At A-clinic 1, the therapists used mainly supportive approaches. Over the course of the study, staff turnover occurred, and the clinic altered its practices; some cognitive approaches were adopted (one of the therapists did cognitive rehearsals and the clinic begun to use educational material similar to that in the experimental clinic), and supportive group treatment was offered to five subjects (total number of subjects 20). Thus, the treatments of the

experimental and control groups at this clinic became more similar as they dealt with some common themes. However, treatment was not structured but depended on the approaches of individual therapists.

In A-clinic 2, the treatment orientation was supportive. A doctor planned and monitored a graded BZ reduction, which was carried out by a nurse. In addition, supportive discussions with a therapist were offered. The clinic treated six subjects.

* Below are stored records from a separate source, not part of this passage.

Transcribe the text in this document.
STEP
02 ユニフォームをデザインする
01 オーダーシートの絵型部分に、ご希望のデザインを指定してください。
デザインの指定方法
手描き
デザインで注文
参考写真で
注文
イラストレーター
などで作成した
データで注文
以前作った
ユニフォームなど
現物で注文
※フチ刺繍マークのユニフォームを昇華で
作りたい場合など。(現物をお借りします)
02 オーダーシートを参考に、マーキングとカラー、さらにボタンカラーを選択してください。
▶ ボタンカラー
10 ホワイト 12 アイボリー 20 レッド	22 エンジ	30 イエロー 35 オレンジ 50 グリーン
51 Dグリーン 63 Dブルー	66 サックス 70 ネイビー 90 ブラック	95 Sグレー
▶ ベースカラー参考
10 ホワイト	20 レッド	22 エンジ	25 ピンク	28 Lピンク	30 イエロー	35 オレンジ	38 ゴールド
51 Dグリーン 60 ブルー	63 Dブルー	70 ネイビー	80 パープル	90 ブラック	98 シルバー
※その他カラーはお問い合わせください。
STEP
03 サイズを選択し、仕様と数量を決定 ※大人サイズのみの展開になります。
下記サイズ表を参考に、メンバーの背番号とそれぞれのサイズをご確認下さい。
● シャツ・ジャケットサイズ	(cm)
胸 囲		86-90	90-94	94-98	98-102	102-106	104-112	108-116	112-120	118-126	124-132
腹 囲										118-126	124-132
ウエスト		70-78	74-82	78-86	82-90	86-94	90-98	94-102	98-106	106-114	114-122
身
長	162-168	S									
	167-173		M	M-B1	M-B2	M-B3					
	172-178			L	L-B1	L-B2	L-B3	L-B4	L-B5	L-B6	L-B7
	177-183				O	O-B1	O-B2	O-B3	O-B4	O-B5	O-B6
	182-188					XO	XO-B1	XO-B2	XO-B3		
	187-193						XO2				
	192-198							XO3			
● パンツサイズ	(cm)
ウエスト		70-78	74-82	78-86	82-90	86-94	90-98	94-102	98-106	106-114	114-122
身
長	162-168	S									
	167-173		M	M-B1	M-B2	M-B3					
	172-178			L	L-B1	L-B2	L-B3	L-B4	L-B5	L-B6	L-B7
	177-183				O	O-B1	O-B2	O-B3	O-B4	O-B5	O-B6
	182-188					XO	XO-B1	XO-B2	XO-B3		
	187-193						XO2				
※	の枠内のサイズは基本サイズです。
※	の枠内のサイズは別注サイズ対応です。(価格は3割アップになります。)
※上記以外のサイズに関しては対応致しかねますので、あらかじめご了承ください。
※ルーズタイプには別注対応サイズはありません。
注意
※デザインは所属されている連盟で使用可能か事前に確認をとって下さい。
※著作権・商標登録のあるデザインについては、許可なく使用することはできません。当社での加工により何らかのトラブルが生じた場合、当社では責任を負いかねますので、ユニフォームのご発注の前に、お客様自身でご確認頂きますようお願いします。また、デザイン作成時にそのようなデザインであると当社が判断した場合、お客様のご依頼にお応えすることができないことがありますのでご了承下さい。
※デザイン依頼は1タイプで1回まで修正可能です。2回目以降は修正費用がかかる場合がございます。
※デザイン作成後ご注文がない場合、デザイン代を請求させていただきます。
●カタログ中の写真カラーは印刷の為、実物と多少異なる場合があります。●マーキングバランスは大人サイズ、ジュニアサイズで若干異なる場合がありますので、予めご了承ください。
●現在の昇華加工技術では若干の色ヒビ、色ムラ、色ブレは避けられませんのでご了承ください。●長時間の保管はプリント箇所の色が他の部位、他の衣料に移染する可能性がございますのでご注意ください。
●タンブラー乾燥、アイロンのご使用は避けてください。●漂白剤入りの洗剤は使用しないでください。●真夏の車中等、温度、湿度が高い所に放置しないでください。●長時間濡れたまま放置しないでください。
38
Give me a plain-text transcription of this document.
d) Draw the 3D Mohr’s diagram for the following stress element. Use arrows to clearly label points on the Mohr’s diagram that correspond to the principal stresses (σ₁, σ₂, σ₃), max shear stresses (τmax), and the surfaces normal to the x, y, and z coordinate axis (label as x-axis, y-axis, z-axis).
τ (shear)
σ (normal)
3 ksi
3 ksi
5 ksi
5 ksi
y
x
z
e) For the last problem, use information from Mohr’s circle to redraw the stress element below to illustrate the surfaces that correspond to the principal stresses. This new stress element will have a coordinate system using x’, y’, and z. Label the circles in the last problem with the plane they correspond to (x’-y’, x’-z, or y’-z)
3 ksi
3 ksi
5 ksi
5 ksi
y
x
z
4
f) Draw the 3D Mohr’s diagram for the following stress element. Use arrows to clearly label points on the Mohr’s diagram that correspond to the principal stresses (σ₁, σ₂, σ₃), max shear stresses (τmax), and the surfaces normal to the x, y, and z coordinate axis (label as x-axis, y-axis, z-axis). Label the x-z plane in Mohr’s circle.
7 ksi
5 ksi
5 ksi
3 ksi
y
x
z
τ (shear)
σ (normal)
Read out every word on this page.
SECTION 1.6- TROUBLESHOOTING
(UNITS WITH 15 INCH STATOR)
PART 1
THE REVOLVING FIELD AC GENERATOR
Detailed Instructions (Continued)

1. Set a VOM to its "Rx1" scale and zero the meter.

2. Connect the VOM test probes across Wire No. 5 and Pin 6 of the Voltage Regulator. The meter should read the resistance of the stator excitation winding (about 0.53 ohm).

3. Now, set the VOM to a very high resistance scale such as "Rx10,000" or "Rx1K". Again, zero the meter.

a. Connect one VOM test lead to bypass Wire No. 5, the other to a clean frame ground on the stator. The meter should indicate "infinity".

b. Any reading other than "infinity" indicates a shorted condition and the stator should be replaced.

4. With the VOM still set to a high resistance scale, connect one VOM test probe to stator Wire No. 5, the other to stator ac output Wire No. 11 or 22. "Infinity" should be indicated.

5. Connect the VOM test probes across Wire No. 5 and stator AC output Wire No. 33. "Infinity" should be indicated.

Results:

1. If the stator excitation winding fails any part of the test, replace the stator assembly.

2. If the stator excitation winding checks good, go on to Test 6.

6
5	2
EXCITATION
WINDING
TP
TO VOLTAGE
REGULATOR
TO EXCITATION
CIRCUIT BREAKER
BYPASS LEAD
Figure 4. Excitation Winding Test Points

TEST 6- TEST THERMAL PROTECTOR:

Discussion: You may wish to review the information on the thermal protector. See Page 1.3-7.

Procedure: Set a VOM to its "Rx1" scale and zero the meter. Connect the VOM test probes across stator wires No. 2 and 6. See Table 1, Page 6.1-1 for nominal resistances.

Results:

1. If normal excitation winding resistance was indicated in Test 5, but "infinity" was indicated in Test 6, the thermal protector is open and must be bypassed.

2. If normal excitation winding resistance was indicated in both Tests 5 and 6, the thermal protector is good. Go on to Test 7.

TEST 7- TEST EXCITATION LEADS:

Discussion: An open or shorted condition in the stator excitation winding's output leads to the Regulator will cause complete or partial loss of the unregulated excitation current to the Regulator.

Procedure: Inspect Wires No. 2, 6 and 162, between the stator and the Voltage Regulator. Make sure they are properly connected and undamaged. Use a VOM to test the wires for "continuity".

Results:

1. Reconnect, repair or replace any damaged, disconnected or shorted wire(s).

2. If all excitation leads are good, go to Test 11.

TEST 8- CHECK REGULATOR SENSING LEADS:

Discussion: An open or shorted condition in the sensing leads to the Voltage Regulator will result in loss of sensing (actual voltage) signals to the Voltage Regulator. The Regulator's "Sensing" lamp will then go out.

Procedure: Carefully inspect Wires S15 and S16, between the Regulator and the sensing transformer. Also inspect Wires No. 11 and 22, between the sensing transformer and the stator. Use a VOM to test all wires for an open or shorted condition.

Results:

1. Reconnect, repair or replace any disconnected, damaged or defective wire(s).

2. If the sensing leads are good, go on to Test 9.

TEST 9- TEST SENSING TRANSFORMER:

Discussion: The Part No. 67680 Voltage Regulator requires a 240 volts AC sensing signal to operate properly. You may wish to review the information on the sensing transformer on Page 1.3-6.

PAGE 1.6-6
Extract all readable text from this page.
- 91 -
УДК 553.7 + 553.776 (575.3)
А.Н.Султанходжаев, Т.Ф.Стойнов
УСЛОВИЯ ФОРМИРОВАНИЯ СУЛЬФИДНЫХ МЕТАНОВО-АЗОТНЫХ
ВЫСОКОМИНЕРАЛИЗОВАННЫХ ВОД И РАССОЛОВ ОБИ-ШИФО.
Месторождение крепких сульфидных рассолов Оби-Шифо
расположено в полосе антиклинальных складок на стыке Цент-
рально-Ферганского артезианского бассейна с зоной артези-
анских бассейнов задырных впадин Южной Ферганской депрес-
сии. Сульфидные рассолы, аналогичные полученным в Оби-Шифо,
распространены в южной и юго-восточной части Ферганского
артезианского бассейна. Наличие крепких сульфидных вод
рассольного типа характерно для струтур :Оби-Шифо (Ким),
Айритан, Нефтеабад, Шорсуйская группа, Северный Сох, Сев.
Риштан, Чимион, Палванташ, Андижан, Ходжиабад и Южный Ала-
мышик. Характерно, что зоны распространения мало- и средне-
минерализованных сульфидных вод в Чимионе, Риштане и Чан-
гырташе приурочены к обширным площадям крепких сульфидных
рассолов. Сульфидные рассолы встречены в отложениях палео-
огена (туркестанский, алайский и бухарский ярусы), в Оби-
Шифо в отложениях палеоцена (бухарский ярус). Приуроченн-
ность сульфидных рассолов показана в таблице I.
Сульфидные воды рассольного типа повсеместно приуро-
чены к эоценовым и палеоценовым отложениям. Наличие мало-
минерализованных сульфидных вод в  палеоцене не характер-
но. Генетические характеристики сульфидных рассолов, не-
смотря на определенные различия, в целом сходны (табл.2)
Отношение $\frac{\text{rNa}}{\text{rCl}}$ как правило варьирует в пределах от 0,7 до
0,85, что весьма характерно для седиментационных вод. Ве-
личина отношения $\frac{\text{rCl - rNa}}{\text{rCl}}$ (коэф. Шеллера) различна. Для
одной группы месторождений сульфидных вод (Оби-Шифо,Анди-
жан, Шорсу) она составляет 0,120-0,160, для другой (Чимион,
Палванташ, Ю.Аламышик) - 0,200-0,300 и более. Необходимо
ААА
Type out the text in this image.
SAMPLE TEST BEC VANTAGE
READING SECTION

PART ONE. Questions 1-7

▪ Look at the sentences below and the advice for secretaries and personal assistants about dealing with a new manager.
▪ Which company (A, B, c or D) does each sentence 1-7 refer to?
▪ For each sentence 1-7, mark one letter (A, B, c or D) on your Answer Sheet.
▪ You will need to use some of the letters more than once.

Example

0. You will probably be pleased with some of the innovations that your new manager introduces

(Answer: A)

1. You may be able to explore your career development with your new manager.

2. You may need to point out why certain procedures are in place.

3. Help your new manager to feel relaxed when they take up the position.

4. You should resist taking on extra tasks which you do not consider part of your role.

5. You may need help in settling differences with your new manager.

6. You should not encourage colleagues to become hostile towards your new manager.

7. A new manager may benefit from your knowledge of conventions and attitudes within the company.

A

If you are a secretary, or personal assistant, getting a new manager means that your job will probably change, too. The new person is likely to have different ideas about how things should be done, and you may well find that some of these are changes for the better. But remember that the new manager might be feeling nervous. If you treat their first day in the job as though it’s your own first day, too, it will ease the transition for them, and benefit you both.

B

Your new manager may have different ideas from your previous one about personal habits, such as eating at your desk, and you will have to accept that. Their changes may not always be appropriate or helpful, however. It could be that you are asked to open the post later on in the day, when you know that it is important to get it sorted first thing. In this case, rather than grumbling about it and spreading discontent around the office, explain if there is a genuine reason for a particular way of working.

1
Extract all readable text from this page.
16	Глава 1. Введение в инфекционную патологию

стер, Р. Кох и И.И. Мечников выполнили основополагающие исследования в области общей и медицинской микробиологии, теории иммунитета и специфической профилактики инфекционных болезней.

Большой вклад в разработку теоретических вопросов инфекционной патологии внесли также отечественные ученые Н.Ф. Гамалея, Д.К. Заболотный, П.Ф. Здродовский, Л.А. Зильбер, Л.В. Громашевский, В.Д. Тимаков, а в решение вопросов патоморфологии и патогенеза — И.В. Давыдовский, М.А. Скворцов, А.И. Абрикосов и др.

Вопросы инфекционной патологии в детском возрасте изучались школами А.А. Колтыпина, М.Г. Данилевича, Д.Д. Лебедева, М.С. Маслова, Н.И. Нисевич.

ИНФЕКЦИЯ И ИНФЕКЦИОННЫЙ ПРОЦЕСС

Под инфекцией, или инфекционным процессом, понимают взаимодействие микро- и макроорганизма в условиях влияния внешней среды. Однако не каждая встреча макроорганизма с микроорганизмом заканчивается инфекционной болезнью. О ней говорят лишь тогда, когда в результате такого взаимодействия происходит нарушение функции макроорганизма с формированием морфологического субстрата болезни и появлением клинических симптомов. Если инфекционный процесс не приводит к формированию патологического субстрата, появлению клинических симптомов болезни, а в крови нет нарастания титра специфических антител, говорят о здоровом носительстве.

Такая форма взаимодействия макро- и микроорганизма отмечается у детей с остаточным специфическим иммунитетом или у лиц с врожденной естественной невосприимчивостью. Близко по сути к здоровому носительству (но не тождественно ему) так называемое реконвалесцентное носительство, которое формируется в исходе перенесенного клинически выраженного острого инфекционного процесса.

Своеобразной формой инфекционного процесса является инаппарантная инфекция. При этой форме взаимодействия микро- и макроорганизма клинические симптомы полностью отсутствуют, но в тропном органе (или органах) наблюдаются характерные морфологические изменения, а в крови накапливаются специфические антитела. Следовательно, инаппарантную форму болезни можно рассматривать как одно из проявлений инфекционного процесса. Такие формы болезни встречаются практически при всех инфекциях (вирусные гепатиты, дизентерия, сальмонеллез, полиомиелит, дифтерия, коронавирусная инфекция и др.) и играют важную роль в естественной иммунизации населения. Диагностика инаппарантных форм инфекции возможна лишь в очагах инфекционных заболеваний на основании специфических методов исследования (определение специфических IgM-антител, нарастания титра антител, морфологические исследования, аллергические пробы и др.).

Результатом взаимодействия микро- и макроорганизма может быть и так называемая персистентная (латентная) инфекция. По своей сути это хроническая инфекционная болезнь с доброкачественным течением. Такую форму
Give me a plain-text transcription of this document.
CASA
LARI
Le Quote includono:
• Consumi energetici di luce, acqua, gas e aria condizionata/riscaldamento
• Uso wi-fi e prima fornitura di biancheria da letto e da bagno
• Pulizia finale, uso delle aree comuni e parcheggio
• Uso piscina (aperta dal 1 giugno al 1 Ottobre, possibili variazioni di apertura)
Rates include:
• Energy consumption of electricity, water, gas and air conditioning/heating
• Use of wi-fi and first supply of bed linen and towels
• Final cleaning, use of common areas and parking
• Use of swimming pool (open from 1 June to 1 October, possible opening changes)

In A-clinic 3, the treatment commenced in a session, in which a doctor, nurse, and therapist together interviewed the patient and planned the treatment. In subsequent sessions, the patients usually met a doctor and a therapist. Some of the subjects also met a nurse, who dealt with daily BZ doses. The approach the therapists used was brief psychotherapy with strength perspective and focused problem-solving techniques. A total of 11 subjects received treatment at this clinic.

4.5. Randomization

Subjects were randomized into two treatment groups by the sealed envelope method. All experimental treatment was offered at one of the clinics, and the individuals who were assigned to the control group received treatment-as-usual at the clinic nearest to their place of residence. Prior to allocation to treatment, other psychotropics were washed out, and BZ use was allowed to stabilize. If the subject met DSM-III-R criteria for major depression,

fluoxetine medication was used. Zopiclone was included in the study preparations as a widely used BZ receptor agonist.